Rather than focusing on strengthening the position of the remaining lands or forging a mutual alliance, the Crusaders provoked more strife, internal and external. The nearly four decade long lull in active campaigning was not a time of peace and civility but rather beset by transitions and political intrigues—which certainly could have had different outcomes, studied or no, among all the regional powers. The Byzantine Empire, already having found the armies of Latin Christendom to be ineffectual if not a liability, regularly breaking truce negotiate between the Empire and powers that antagonized the Seljuk Turks, raiding Greek villages and appropriating for their own Crusader States the few lands that had been taken back from the Islamic forces, plus threatening the balance of trade between the Middle East and Europe, which the Byzantines had controlled for centuries.
The Empire’s subjects were already fatigued with John II Comnenos westward-lending sympathies, they found much of the same tendencies in his son, Manuel—which they endured for decades more. Emperor Manuel’s rather sudden death saw his infant son, Alexios II, elevated to the purple, with his widow, Impress Mary, a European princess, ruling in his stead. When the Roman Catholic Mary suggested that Constantinople be rejoined with the metropolitan West, a shadow of its former glory and authority in the Holy and Roman Empire of the Germans (an idea that Manuel had already tried to champion and failed to bring about), they had had enough and sought to depose these pretenders. The people entreated a veteran hero and cousin of the deceased emperor Andronicus Comnenos out of retirement, who took the capital and began a purge not seen since the last days of the Roman Empire.

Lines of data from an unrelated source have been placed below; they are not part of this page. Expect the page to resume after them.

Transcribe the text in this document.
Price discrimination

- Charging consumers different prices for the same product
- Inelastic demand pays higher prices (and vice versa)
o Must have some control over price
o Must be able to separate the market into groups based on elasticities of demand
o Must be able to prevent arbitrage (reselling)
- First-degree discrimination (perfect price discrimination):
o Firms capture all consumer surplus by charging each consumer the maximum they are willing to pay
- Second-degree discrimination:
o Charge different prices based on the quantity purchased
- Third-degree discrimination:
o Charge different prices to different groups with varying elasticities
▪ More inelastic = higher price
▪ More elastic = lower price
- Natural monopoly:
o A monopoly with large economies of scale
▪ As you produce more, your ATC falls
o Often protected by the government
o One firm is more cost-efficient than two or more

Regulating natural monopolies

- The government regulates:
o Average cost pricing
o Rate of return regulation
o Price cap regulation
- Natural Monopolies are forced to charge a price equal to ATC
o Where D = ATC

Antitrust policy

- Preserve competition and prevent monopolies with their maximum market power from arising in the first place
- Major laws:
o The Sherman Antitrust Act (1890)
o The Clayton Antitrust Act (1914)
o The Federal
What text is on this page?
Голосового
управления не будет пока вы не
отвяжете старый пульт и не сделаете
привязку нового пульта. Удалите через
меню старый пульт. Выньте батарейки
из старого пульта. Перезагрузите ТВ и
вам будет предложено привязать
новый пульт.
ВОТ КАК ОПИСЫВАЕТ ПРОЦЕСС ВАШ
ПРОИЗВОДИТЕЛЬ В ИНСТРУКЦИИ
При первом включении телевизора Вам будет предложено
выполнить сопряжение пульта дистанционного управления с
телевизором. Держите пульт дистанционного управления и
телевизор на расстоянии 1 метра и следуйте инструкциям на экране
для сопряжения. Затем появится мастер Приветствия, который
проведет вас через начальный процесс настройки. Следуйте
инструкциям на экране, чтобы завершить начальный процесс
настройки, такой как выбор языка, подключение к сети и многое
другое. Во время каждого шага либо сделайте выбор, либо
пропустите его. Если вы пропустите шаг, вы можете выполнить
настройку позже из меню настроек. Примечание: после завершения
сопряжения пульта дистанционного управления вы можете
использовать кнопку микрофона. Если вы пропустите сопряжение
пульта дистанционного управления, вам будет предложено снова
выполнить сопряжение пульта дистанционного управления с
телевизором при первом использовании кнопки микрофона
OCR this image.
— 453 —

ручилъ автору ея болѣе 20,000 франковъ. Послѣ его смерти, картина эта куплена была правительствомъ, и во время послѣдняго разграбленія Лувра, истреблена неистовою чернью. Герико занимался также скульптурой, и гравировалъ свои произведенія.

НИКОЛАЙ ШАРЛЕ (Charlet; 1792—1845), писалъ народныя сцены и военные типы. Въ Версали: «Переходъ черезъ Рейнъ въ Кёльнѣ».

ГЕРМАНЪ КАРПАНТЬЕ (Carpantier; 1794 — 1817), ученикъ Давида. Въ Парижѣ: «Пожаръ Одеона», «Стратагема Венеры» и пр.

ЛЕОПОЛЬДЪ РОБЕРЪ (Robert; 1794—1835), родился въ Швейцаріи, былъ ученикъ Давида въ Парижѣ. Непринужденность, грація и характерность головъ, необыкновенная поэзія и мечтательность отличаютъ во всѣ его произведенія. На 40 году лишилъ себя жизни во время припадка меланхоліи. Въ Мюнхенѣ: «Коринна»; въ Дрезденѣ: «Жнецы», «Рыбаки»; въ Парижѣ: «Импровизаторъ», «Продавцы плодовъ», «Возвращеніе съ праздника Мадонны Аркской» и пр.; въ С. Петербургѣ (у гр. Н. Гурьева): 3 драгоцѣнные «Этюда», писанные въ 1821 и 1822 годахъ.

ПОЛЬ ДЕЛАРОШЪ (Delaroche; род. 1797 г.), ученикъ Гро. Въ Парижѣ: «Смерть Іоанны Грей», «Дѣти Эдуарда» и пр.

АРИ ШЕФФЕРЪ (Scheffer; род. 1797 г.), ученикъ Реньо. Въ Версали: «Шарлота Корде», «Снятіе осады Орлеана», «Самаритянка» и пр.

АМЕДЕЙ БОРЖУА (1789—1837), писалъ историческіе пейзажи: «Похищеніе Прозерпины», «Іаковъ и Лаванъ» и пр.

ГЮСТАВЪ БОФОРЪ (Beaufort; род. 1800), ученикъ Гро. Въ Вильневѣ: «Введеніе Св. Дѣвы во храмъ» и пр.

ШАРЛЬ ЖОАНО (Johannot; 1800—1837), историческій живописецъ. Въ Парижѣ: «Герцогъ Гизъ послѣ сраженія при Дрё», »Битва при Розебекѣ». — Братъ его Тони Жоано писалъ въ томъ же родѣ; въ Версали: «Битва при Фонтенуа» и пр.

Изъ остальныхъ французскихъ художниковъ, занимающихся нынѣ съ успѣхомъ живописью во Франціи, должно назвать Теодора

A determined campaign to retake Crusader lands followed and saw many of the occupiers graciously allowed to return with their lives and whatever treasure they could carry with safe passage either back to Europe or as refugees to the few remaining strongholds in the County of Trans-Jordan, Tripoli or in the Kingdom of Jerusalem. The vestiges of the Crusader conquests were also suffering from that plague of child rulers with the untimely death of King Amalric of Jerusalem, who departed without an adequate succession-plan. Amalric had an heir, but his mother and sister were to act as regent until he came of age—burdened with ambitions and intrigues of their own that made cooperation and coordination impossible and there were also plenty of examples of sabotage among factions. The nobility did not have very Christian tolerance for the young king, who was struck down with leprosy, and were blunderous in their choices, which saw the inevitable but orderly and humane fall of Jerusalem. This loss prompted the European powers to in earnest launch the Third Crusade.